Tagle has impressed with his call for the church to be more humble, to listen to ordinary Catholics and to look out for the poor and suffering.

He has voiced particular concern over the plight of Filipinos who must go abroad to find work to earn enough money to support their families back home. Such marriages, he says, can fail because of love and not hatred.

At the same time, Tagle has not shied from defending core church doctrine on contraception, helping lead the Philippine church’s opposition to a reproductive health legislation backed by President Benigno Aquino III. Congress, dominated by Aquino’s allies, passed the legislation in 2012.

Tagle’s appointment as Manila archbishop was initially met with surprise, given his participation in a controversial, progressive written history of the Second Vatican Council, the ground-breaking 1962-65 meetings that ushered the Catholic Church into the modern world.

Benedict spent the better part of the past quarter-century insisting that Vatican II was not a break with church tradition but rather a continuation, whereas the so-called Bologna school which produced the multi-volume Vatican II history viewed it much more as a rupture from the past.

Tagle was a young theologian when he wrote a key chapter in the series in 1999. He studied at the Catholic University of America under the American editor of the series, Father Joseph Komonchak.

Francis’ visit to the Philippines, with the theme “mercy and compassion,” comes after a difficult period of armed conflict and natural disasters, including Typhoon Haiyan, which leveled entire villages and left thousands of people dead and missing in November 2013 in central Leyte province, where the pope will spend a day to console survivors.

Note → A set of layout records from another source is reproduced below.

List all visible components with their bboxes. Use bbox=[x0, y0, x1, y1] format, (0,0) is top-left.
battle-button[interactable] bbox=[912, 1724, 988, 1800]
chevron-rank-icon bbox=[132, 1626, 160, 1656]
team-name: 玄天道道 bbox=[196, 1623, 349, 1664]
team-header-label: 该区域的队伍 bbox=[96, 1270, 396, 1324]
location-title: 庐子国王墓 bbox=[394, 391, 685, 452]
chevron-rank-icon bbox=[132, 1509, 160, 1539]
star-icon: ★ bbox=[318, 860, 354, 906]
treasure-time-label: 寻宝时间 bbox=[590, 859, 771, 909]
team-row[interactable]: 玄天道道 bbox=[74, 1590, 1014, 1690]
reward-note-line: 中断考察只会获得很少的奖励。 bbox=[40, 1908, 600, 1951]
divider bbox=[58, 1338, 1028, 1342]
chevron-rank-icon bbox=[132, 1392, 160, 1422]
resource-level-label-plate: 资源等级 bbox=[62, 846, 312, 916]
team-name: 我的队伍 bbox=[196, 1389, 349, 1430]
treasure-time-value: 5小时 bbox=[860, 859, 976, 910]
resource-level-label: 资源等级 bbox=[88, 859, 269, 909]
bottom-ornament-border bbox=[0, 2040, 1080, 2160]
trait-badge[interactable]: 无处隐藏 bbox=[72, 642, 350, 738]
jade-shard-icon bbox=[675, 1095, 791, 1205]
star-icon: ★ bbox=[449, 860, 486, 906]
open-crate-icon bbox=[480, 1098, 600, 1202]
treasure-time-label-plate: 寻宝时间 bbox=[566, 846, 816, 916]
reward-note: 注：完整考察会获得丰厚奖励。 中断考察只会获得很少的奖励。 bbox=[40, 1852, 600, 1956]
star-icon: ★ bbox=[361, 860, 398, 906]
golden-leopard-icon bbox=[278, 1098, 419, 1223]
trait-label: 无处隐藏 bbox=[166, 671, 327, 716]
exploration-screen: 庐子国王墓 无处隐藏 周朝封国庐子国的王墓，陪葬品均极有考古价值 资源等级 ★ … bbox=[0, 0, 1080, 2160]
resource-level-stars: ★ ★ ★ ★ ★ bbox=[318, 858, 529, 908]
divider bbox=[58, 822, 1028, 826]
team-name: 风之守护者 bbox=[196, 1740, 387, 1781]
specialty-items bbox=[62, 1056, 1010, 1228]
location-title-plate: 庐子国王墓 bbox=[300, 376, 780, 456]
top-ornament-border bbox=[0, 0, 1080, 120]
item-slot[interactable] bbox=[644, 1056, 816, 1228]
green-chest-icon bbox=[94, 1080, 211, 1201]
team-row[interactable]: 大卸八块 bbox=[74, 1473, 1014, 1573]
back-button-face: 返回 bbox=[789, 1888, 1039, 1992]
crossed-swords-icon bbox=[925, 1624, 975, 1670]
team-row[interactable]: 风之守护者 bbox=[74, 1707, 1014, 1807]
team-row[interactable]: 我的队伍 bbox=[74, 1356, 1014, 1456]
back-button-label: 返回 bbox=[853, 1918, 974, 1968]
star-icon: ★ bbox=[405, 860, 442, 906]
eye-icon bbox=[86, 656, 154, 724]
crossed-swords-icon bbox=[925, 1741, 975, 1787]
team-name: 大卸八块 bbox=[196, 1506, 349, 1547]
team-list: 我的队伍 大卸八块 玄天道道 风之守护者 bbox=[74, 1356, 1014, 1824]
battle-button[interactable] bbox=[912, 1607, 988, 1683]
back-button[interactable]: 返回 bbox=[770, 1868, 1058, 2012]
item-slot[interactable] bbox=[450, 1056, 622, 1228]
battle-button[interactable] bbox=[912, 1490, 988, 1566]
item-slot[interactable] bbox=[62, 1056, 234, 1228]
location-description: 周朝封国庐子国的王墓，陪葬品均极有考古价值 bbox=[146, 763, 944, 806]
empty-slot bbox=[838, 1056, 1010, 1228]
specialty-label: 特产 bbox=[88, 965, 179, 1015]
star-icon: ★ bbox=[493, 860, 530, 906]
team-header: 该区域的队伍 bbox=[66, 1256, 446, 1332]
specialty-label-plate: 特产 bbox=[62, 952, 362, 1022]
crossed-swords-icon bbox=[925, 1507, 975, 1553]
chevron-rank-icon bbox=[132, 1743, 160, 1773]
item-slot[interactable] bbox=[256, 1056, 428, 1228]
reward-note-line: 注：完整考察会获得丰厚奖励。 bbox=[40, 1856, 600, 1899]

Campos said the combined presence of Francis and Tagle during the pope’s trip will be a doubly reassuring sight.

While all the attention could help their evangelical work, the two church leaders apparently don’t relish the attention heaped on them.

“He doesn’t want his humility extolled,” Tagle’s spokeswoman Peachy Yamsuan said.

Tagle said as much for the pope. After meeting Francis in November to discuss the Philippine trip, Tagle said the pope told him people were “creating their own Pope Francis.”

“Who creates those stories? Who creates those legends?” Tagle quoted Francis as saying. “… Don’t focus on me. Focus on Jesus.”